2017年11月18日土曜日

【第777回】『夏目漱石と西田幾多郎』(小林敏明、岩波書店、2017年)

 亡くなった時期が異なるために、両者が同世代だとは気づいていなかった。直接的なコミュニケーションは推測の域は出ないが非常に限られた機会であったようだが、同じ頃の生まれであり、近しい問題意識を持っていたという。

 図らずも、漱石作品のあの執拗な心理描写と西田哲学のあの回りくどい論理表現は同じ苦吟を表現しているが、それは徒手空拳、自分の意思と思考だけを頼りに「近代」と格闘した彼らの「人生」の現場を赤裸々に映し出しているのだ。(11~12頁)

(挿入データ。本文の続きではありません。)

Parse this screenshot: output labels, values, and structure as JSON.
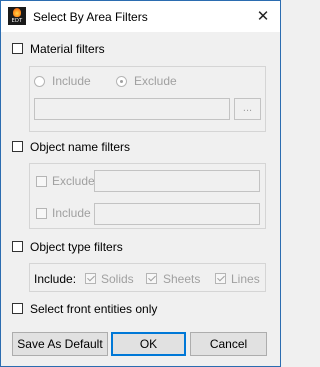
{
  "window": {
    "title": "Select By Area Filters",
    "close_glyph": "✕",
    "icon_text": "EDT"
  },
  "material": {
    "label": "Material filters",
    "include_label": "Include",
    "exclude_label": "Exclude",
    "selected": "Exclude",
    "value": "",
    "browse_label": "..."
  },
  "object_name": {
    "label": "Object name filters",
    "exclude_label": "Exclude",
    "include_label": "Include",
    "exclude_value": "",
    "include_value": ""
  },
  "object_type": {
    "label": "Object type filters",
    "include_label": "Include:",
    "solids_label": "Solids",
    "sheets_label": "Sheets",
    "lines_label": "Lines"
  },
  "front_only": {
    "label": "Select front entities only"
  },
  "buttons": {
    "save_default": "Save As Default",
    "ok": "OK",
    "cancel": "Cancel"
  },
  "colors": {
    "accent": "#0078d7",
    "disabled_text": "#a0a0a0"
  }
}
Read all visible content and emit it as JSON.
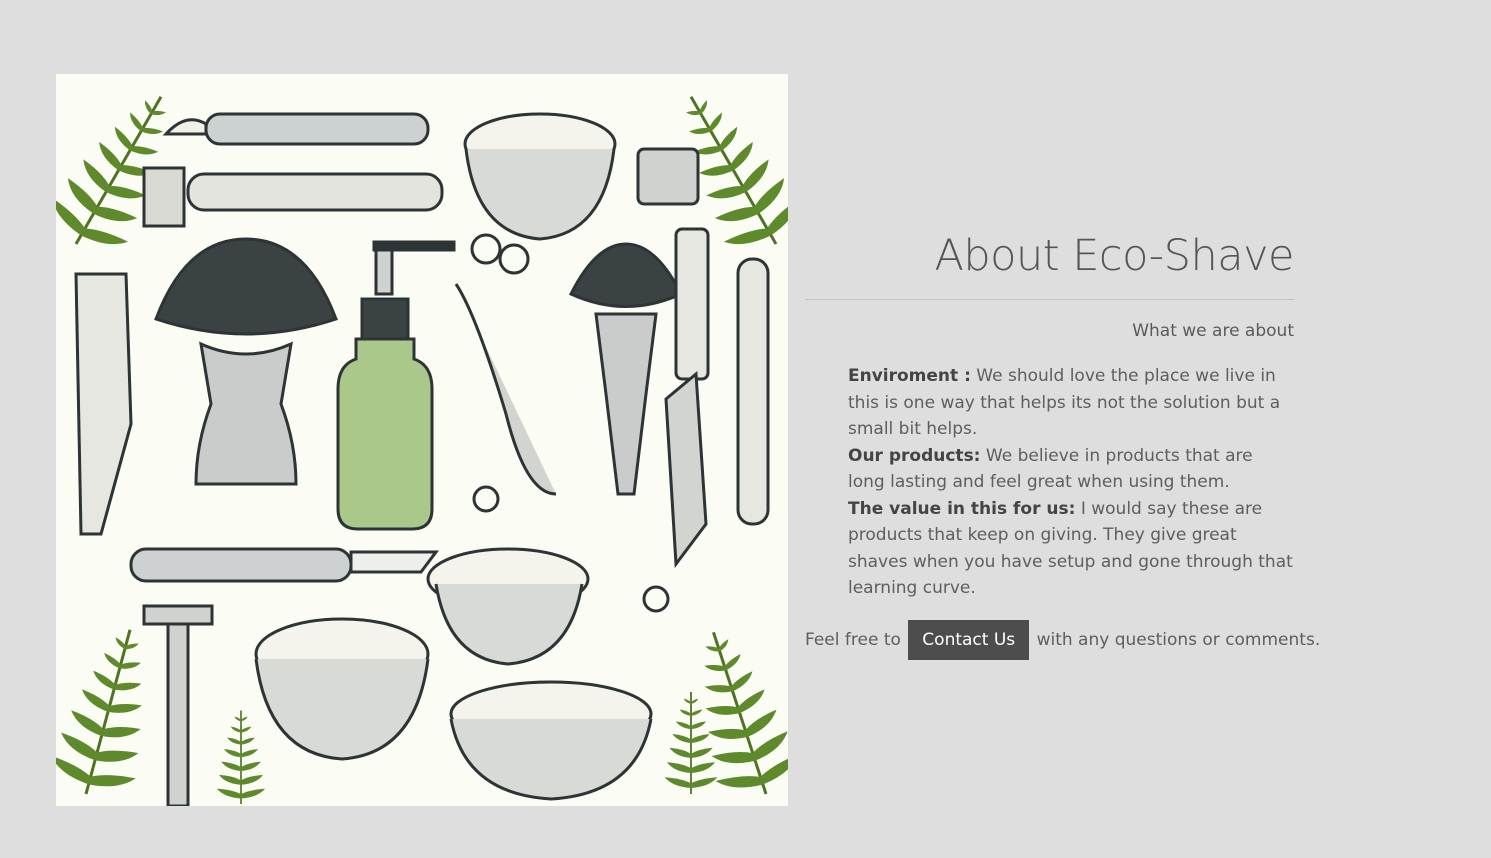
{
  "about": {
    "title": "About Eco-Shave",
    "subtitle": "What we are about",
    "points": [
      {
        "label": "Enviroment :",
        "text": " We should love the place we live in this is one way that helps its not the solution but a small bit helps."
      },
      {
        "label": "Our products:",
        "text": " We believe in products that are long lasting and feel great when using them."
      },
      {
        "label": "The value in this for us:",
        "text": " I would say these are products that keep on giving. They give great shaves when you have setup and gone through that learning curve."
      }
    ],
    "contact_prefix": "Feel free to",
    "contact_button": "Contact Us",
    "contact_suffix": "with any questions or comments."
  },
  "colors": {
    "background": "#dedede",
    "button": "#4d4d4d",
    "fern": "#5a7d2a"
  },
  "illustration": {
    "icons": [
      "fern-icon",
      "razor-icon",
      "shaving-brush-icon",
      "soap-bottle-icon",
      "shaving-bowl-icon",
      "comb-icon",
      "safety-razor-icon",
      "scissors-icon"
    ]
  }
}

 小説と哲学という異なるフィールドでありながら、近代という新しい時代精神に対する意識が共通していたようだ。時代の大きな変わり目において、まさに生き死にをかけて取り組んだ両者の作品だからこそ、近代を経て大きく時を経た今日においても、私たちを魅了するのであろう。

 漱石山房や京都学派というような非血縁的な擬似家族共同体ができあがると、彼らはその中心にいて特別な「父性」を発揮した。彼らの手紙や人々の証言を参照すればわかるように、彼らは自分の「弟子」たちに専門知識を教示しただけではなく、目をかけ、可愛がり、叱り、励まし、面倒を見、相談に乗り、ということをじつに小まめにやっている。これはやはりひとつの能力というべきである。この「父性」がなかったら、あれだけ多くの「弟子」が彼らのもとに集まってくることはなかっただろう。(146頁)

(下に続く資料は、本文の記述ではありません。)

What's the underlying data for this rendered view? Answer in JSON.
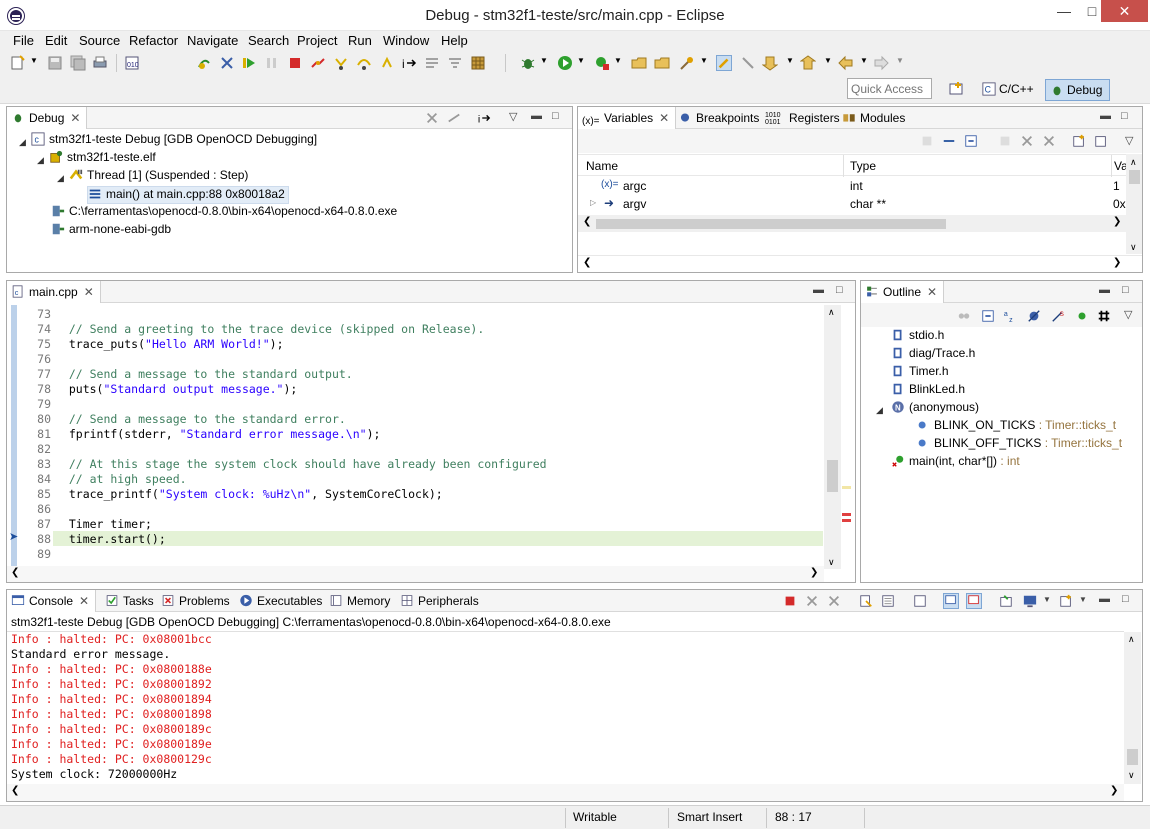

 漱石の小説の中には、彼の弟子たちをモデルとしたものが多く出てくる。あの描写からもわかる漱石を取り巻くひとつの共同体と、京都学派と呼ばれた西田とその弟子たちによって形成された共同体。こうした共同体は自然発生的なものであるのだから、その中心にいる漱石と西田という存在に特色があることは容易に想像できる。その特徴を父性として見出した上記の箇所は興味深い。